Definitions and Orphan Drugs
The majority of the proposed changes to the definitions found at 42 C.F.R. § 10.3 are ministerial and non-substantive. Three proposed amendments are worth noting, however.
- The proposed definition of “covered entity” adds the requirements that the entity not only be qualified and one of a type listed in the statute (§§ 340B(a)(5) and 340B(a)(4), respectively), but that the entity be registered and listed in the 340B database. These requirements have long been understood to be part of what it means to be a legitimate 340B covered entity, but the explicit addition of the registration and listing requirements is a welcome amendment to the regulations.
- HRSA proposes to define “340B drug” to be a covered outpatient drug “purchased by a covered entity at or below the ceiling price.” Covered entities regularly purchase drugs at prices higher than the ceiling price (e.g., Medicaid carve-out, units to be dispensed to non-patients). Defining “340B drug” to be only those purchased at or below the ceiling price may be too restrictive, particularly in light of the fact that the Medicaid statute exempts from Best Price any prices charged to covered entities. 42 U.S.C. § 1396r-8(c)(1)(C)(i)(I). HRSA’s narrow definition may be in service of an attempt by the Centers for Medicare and Medicaid Services (“CMS”) to distinguish between discounted drugs sold to covered entities and non-discounted drugs sold to covered entities for Best Price purposes, arguably in violation of the Medicaid statute.
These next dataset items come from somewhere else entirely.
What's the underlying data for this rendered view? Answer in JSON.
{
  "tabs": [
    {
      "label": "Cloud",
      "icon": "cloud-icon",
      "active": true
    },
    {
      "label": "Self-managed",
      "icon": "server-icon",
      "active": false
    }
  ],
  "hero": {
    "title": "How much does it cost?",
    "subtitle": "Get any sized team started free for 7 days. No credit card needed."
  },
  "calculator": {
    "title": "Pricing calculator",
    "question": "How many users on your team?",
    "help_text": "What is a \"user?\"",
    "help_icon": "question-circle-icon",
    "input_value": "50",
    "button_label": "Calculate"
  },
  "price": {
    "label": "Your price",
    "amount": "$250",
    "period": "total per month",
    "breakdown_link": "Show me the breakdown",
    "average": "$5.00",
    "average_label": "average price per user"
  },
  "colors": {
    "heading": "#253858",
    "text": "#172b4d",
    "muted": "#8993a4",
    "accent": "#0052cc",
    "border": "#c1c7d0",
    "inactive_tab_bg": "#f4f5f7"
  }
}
- HRSA proposes to delete both the definition of “orphan drug” and sections 10.20 (“Drugs eligible for purchase under 340B”) and 10.21 (“Exclusion of orphan drugs for certain covered entities”) from the current regulations. We believe this to be HRSA’s formal recognition that its attempts to promulgate regulations regarding the orphan drug rule (§ 340B(e)) were rejected by the courts. It is possible that we will see references to the treatment of orphan drugs in the Agency’s “Mega Guidance” expected later this year. In any event, the removal of these regulatory provisions strikes us as a good and proper thing.
The 340B Program integrity matters addressed in the Proposed Rule may be highly significant to your company, and to its rights and obligations under the Program. We urge you to read the Proposed Rule closely with an eye toward drafting and submitting comments (due on or before August 17, 2015), both to influence policymaking and to reserve your right to take legal action should a final rule ignore or reject your comments.